A remarkable story emerged. After learning more precisely what was happening with their groundwater, the majority of producers around Sedan had shifted their crop management strategy. Many switched from higher grade corn varieties to low grade silage corn that had a much shorter growth season. Others changed to hay varieties and some areas were reverted to grassland through the USDA’s Conservation Reserve Program. Overall, these changes appear to have led to a net slowing of the water table decline. This change in crop strategy has not been easy for local farmers and has created financial strain for these families to some extent, but the sacrifice was made to preserve the ability of the land—and now the groundwater—to sustain these families for at least another generation or two.
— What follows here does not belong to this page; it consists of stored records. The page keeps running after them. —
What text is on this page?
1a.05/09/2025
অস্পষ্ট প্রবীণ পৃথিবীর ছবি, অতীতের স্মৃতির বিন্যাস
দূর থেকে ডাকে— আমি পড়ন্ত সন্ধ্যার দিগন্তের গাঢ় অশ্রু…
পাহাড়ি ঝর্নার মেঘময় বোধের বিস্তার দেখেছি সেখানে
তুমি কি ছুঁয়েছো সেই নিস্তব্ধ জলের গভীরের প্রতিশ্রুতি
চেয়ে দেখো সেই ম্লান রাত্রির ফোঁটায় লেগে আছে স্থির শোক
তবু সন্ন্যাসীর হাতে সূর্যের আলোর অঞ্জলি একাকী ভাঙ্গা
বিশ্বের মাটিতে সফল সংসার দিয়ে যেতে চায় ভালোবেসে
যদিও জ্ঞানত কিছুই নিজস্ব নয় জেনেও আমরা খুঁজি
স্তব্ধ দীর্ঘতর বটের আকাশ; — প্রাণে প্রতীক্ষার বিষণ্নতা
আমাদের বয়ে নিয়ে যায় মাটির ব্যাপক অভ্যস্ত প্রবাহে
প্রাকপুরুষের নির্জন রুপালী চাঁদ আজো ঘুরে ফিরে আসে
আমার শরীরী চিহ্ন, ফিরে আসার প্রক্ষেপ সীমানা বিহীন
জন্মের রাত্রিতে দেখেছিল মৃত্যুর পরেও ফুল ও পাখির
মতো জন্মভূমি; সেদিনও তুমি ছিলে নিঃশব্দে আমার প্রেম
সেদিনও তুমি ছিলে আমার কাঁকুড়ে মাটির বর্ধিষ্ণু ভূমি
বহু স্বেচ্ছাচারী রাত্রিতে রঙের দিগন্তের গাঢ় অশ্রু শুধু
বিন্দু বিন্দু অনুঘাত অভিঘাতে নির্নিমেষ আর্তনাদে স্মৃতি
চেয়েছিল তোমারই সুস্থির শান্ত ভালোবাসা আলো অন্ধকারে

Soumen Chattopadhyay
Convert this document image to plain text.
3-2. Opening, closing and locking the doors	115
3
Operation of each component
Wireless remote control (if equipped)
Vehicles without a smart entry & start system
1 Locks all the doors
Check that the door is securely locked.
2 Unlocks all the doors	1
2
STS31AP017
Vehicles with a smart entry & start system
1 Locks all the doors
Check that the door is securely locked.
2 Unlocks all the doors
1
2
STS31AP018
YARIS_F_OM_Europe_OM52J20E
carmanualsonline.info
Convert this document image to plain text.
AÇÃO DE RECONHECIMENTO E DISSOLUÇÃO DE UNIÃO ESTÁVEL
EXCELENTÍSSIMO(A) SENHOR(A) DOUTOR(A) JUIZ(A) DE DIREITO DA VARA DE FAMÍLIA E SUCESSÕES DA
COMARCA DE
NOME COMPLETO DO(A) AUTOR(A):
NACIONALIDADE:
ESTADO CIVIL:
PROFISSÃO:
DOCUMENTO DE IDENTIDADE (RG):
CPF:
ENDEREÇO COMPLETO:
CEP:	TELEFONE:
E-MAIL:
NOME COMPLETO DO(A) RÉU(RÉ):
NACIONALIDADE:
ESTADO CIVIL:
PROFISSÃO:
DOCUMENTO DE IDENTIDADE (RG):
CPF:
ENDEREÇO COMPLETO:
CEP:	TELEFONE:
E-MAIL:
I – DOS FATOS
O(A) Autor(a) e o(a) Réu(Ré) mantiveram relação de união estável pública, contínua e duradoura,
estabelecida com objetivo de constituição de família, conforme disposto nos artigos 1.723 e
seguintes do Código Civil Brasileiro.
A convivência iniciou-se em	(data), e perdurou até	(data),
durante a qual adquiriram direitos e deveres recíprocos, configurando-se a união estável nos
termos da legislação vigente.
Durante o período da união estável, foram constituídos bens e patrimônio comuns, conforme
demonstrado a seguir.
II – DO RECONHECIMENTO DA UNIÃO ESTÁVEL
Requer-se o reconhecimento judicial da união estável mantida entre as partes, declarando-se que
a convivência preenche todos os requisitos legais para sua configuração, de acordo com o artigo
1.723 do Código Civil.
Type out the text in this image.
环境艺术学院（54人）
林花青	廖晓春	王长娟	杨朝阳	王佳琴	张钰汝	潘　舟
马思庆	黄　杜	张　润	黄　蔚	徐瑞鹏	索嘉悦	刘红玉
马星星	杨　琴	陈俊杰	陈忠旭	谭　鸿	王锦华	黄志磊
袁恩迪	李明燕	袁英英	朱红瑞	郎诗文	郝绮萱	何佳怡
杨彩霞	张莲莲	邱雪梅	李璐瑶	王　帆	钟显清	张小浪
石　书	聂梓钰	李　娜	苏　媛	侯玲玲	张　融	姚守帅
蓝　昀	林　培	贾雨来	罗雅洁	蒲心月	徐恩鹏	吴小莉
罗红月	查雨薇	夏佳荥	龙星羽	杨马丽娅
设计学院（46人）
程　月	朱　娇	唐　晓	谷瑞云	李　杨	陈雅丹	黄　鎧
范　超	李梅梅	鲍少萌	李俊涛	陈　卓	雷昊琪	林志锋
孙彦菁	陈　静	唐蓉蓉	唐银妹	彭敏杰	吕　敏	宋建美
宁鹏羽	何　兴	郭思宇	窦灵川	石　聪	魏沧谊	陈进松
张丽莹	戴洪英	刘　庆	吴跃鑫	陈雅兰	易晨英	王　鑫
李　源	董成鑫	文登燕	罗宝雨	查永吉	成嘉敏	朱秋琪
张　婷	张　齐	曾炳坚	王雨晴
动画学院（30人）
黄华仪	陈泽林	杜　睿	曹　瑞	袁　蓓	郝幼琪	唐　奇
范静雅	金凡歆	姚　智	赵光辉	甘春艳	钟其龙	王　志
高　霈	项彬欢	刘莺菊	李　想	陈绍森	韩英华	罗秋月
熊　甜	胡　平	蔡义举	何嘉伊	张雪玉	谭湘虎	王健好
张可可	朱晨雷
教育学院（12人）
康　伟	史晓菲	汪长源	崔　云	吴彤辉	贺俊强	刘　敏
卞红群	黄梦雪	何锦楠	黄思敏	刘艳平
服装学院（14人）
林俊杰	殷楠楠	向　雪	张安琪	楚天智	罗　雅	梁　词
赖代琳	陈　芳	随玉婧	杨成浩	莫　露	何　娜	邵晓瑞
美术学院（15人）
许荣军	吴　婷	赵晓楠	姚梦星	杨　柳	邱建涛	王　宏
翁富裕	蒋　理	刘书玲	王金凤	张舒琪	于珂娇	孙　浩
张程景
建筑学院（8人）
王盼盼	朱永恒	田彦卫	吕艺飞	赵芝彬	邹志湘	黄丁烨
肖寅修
It is not only the farming families who have made major changes. Their ranching counterparts have implemented similar strategies by turning wells off religiously when cattle move out of pastures, rather than letting the windmills pump water for wildlife or for maintenance. Some ranch families began converting windmills to solar powered pumps or submersible pumps on timers, thereby controlling the flow of groundwater more carefully. In subsequent winters, the pattern held––wells continue to decline, but on average by less than a foot or two each year, a huge change. Even in 2019, with new families starting to work in the area, neighbors have shared the information that has come out of the efforts described here and conservation efforts continue. With the current understanding of how slow (or nonexistent) recharge is for these aquifers, it is unlikely that we will be able to level out consumption versus recharge for these areas, but the care taken for the use of every drop of water lengthens the time a family has to find alternatives. Ideas that have circulated include aquaponics, and one exploratory project in Alamosa, Colorado, seeks to explore the local geology even more to experiment with shallow targeted recharge efforts that include engineering ditches and/or ponds in “sweet spots” on the landscape to allow more snowfall and/ or rainfall to work its way down to the local aquifer.
The traditions built into ranching and farming families are strong and carry over multiple generations. One of the strongest lessons passed down is “take care of the land and the land will take care of you.” Producers in Union County have carried that lesson to include their groundwater resources as something to be taken care of along with their soil, their crops, their grass, their cattle, and their communities. The impact of Union County’s efforts has rippled out and there are now groundwater resource management studies being conducted on range and crop land in seven area counties. Groundwater is a tricky resource—it is one of the most precious components of a ranch or farm, but it is the easiest to overlook. The joining of forces between producers and geologists has helped these families and communities take care of their groundwater to prolong this land’s ability to provide for future generations.